To address this in practice, we use a mixture of the flow
based sampler and the uniform sampler. Specifically, in each
iteration we sample the new state from the flow sampler with
probability $λ$ and from the uniform sampler with probability
$1 − λ$. This approach ensures that we sample states from the
entirety of the state space while also maintaining a clustering
of states in regions covered by the training data.
Finally, another practical factor to take into account is that
sampling from the flow model is significantly more computationally
expensive compared to sampling from a uniform distribution.
To mitigate this, we can use a batch sampling approach, where we
sample a batch of N states, process them, and if the target is
not found, we proceed to sample a new batch.
To evaluate the different sampling strategies we applied them on
$10$ random problems. Each problem was solved $10$ times with
different seeds. The figures below show the total execution time
to solve each problem and the number of iterations in a box plot
format. The box in the plot represents the interquartile range,
meaning the range from the first quartile to the third quartile.
The orange line in the middle shows the median of the values.
The median among all problems is shown with the red line.
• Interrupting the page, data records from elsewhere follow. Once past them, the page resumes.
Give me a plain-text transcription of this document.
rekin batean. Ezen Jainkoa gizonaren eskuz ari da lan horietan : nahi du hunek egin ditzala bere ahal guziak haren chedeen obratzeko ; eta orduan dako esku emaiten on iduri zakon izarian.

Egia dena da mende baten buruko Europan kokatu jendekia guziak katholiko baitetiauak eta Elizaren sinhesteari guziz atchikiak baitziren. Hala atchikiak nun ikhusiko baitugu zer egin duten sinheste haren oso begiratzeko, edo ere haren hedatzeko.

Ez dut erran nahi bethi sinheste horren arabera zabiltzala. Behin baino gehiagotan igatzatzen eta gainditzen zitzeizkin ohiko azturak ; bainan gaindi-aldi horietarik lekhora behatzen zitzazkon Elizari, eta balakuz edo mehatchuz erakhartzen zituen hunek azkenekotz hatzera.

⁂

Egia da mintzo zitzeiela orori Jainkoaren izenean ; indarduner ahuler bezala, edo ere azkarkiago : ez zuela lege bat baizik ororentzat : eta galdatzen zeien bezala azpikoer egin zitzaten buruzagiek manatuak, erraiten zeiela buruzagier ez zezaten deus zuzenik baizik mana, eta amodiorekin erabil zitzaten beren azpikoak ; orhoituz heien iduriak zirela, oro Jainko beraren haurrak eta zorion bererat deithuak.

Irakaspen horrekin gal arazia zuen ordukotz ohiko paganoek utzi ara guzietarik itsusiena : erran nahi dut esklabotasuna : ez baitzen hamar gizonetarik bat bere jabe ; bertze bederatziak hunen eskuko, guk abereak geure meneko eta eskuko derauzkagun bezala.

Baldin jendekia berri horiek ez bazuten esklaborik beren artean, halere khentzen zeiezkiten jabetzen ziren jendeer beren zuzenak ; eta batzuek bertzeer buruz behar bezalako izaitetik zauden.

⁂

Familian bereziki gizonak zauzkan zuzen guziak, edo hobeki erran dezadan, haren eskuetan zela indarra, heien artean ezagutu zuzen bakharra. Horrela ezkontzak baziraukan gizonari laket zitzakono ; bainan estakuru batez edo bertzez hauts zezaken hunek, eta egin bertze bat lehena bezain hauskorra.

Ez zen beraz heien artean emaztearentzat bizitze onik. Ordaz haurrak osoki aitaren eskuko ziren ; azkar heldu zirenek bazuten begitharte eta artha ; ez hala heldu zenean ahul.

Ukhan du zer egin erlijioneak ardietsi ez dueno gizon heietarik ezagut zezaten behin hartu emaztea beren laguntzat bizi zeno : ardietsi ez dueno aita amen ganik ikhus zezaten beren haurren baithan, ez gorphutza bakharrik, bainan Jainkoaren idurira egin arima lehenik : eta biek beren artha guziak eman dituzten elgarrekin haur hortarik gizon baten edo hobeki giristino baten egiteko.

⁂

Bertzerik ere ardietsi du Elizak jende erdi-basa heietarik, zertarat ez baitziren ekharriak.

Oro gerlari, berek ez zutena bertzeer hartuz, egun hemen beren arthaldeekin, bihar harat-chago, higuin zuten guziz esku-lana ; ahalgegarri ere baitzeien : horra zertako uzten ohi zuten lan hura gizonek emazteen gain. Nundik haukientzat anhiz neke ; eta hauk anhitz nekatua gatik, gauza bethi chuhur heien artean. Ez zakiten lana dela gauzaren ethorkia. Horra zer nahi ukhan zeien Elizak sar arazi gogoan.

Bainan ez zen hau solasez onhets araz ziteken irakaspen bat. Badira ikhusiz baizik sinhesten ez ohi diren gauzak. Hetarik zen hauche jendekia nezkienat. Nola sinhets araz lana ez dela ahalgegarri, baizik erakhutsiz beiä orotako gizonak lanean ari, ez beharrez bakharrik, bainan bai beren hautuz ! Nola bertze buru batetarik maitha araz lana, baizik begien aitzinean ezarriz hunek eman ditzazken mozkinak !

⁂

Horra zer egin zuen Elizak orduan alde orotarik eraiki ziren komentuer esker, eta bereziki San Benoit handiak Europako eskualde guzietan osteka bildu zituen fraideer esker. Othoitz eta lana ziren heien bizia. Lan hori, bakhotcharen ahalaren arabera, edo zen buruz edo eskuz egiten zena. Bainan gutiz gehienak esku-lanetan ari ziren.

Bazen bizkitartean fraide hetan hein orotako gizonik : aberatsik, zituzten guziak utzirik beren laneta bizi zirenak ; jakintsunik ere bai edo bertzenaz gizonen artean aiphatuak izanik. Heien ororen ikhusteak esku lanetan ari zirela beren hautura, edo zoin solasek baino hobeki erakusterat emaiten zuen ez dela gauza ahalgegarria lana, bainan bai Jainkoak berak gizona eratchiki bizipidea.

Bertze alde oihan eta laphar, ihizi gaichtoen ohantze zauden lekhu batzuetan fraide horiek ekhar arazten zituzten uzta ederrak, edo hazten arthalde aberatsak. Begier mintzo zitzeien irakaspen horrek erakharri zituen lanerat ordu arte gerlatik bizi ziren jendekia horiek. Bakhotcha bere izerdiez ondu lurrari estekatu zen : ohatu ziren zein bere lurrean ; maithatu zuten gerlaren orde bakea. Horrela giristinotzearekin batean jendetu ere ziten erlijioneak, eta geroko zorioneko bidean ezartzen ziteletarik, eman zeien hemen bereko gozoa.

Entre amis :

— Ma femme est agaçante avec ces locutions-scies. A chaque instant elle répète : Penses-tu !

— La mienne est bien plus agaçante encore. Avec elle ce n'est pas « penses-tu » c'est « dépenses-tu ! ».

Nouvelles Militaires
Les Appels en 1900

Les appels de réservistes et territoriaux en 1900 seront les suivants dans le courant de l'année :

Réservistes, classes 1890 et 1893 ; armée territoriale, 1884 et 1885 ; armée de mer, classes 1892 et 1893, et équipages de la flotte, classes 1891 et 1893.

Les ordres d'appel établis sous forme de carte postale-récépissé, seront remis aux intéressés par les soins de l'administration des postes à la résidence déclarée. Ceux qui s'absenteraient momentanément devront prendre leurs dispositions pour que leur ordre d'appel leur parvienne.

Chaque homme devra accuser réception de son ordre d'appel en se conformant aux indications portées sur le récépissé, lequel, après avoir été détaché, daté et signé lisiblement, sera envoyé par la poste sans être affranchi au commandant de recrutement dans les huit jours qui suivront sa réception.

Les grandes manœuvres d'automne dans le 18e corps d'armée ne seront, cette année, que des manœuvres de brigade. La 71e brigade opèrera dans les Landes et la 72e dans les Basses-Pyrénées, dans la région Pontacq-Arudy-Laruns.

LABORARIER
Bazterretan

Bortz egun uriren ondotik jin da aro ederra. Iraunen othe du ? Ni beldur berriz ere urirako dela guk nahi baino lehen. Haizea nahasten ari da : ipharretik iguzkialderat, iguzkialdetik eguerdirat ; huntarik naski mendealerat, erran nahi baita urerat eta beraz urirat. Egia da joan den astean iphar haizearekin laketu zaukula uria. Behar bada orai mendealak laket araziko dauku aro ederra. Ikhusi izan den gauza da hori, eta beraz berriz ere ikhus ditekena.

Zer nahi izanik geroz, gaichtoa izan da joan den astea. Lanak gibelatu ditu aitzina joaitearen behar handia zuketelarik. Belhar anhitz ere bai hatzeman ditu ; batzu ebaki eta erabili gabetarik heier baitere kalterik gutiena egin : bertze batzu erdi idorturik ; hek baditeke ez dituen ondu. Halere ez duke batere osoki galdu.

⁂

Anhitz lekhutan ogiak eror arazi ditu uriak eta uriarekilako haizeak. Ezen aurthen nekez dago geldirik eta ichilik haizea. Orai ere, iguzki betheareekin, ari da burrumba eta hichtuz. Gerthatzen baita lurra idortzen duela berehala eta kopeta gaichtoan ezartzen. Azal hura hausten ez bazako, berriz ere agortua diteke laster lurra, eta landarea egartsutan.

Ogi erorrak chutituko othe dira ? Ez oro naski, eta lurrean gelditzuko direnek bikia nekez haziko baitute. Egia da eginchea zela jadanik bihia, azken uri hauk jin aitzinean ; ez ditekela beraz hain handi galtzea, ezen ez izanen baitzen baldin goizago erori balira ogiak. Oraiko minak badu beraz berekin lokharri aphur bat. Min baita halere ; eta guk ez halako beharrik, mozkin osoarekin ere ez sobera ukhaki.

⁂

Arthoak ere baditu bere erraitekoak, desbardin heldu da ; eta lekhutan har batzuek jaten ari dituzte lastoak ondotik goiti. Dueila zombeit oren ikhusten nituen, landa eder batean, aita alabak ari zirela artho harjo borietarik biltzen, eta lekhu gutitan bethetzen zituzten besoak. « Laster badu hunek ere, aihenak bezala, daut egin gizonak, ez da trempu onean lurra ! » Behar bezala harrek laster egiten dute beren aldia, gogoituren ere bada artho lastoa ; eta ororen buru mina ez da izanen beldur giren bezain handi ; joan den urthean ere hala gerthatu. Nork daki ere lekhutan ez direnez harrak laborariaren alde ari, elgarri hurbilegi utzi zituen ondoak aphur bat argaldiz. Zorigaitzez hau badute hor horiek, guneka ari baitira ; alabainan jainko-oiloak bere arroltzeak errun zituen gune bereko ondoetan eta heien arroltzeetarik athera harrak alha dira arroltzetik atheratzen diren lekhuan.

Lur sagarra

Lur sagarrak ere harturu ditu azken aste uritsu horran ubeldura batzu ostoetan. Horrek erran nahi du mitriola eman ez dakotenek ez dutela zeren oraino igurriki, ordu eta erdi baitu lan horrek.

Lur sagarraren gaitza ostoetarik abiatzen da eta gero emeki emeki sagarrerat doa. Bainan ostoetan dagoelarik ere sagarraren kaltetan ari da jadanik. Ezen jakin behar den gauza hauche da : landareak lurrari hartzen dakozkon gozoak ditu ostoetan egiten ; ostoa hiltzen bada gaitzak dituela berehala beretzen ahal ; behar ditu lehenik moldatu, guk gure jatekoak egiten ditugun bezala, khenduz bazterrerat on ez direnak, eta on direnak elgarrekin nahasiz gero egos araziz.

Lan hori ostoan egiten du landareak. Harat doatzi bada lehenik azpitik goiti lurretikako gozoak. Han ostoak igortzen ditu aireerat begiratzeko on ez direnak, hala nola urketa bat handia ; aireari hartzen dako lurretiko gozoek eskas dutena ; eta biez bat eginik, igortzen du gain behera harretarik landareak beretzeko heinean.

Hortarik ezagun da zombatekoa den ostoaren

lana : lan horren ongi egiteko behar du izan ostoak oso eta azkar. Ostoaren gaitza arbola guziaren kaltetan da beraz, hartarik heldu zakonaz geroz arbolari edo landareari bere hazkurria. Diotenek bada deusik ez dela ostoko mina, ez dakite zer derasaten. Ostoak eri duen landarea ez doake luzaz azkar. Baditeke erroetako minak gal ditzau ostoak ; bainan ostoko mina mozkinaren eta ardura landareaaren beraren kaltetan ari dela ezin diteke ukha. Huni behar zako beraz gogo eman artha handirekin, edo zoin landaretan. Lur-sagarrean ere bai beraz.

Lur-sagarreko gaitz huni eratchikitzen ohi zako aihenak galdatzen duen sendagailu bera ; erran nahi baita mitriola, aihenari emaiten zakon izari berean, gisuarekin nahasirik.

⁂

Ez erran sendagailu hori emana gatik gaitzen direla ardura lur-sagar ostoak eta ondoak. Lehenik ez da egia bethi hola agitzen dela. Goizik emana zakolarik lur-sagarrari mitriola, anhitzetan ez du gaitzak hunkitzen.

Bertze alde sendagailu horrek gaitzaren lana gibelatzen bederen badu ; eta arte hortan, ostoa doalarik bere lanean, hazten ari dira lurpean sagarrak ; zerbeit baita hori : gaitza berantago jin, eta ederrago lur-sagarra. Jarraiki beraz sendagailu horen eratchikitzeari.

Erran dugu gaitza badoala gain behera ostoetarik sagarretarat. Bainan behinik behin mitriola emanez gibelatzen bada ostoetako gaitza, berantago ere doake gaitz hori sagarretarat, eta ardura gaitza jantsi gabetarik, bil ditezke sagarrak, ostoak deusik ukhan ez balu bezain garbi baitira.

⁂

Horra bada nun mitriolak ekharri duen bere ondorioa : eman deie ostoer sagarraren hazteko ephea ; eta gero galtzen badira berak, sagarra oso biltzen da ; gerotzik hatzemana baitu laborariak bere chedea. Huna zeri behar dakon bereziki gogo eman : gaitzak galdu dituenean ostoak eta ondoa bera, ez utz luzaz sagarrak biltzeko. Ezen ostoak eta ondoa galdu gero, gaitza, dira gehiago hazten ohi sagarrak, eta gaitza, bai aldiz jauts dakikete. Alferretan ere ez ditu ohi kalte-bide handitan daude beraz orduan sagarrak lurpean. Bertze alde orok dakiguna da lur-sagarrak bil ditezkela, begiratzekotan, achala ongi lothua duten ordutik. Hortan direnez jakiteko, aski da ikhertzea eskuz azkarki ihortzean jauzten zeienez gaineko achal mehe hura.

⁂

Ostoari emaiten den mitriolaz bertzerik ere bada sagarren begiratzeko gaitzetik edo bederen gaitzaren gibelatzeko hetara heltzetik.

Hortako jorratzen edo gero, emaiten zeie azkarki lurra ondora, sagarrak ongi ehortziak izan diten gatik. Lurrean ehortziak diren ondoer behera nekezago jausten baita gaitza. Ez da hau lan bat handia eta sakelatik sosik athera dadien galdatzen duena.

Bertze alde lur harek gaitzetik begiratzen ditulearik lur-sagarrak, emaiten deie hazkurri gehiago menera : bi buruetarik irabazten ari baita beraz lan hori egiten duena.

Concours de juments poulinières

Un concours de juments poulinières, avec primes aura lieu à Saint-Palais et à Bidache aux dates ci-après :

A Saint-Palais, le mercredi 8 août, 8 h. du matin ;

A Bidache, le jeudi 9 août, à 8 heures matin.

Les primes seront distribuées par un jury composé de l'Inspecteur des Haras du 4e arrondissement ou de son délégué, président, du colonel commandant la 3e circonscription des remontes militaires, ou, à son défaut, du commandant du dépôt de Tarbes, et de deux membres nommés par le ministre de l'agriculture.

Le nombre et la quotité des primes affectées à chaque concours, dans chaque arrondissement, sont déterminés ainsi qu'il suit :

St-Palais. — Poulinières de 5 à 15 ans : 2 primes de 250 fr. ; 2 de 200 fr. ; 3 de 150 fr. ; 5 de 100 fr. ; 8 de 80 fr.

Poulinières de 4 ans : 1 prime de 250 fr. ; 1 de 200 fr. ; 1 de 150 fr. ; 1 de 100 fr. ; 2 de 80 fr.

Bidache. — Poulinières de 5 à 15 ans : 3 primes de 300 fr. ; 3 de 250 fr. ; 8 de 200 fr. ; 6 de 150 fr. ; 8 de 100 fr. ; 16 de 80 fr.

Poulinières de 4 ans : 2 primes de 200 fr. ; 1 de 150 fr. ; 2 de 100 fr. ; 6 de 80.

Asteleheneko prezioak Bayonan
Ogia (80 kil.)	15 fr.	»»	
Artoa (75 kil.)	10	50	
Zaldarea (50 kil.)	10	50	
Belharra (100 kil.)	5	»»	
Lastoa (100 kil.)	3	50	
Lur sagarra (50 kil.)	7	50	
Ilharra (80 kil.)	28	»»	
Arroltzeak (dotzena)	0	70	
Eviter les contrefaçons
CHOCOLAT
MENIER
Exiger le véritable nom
From the results we get that the RRT with the uniform sampler is
slower, in the median case, compared to the RRT with the flow
sampler trained on uniformly sampled states. The RRT with the
flow sampler trained on demonstrations and critical states further
improve the median running time for all environments. The same
pattern can be seen in the number of iterations that are needed
for each problem, where the flow samplers trained on demonstrations
and critical states need less samples compared to the flow
sampler trained on uniformly sampled states and the uniform
sampler. These results suggest that learning-based samplers
can potentially improve the execution times of sampling-based
motion planning algorithms.
We saw an alternative to the traditional uniform sampler used in sampling-based motion planning algorithms. This learning-based sampler, uses normalizing flow neural networks to estimate new distributions that can be used to sample from. This distribution encodes information about the environment such as the position of obstacles, already seen paths, and critical states. We saw that by using this distribution to sample states we can improve the execution time of the planning algorithm and the number of samples needed. On the other hand, this type of sampler cannot be used in dynamic environments, for example where there might be people moving around. An interesting future research direction would be to design conditional samplers that can take the position of the obstacle as input.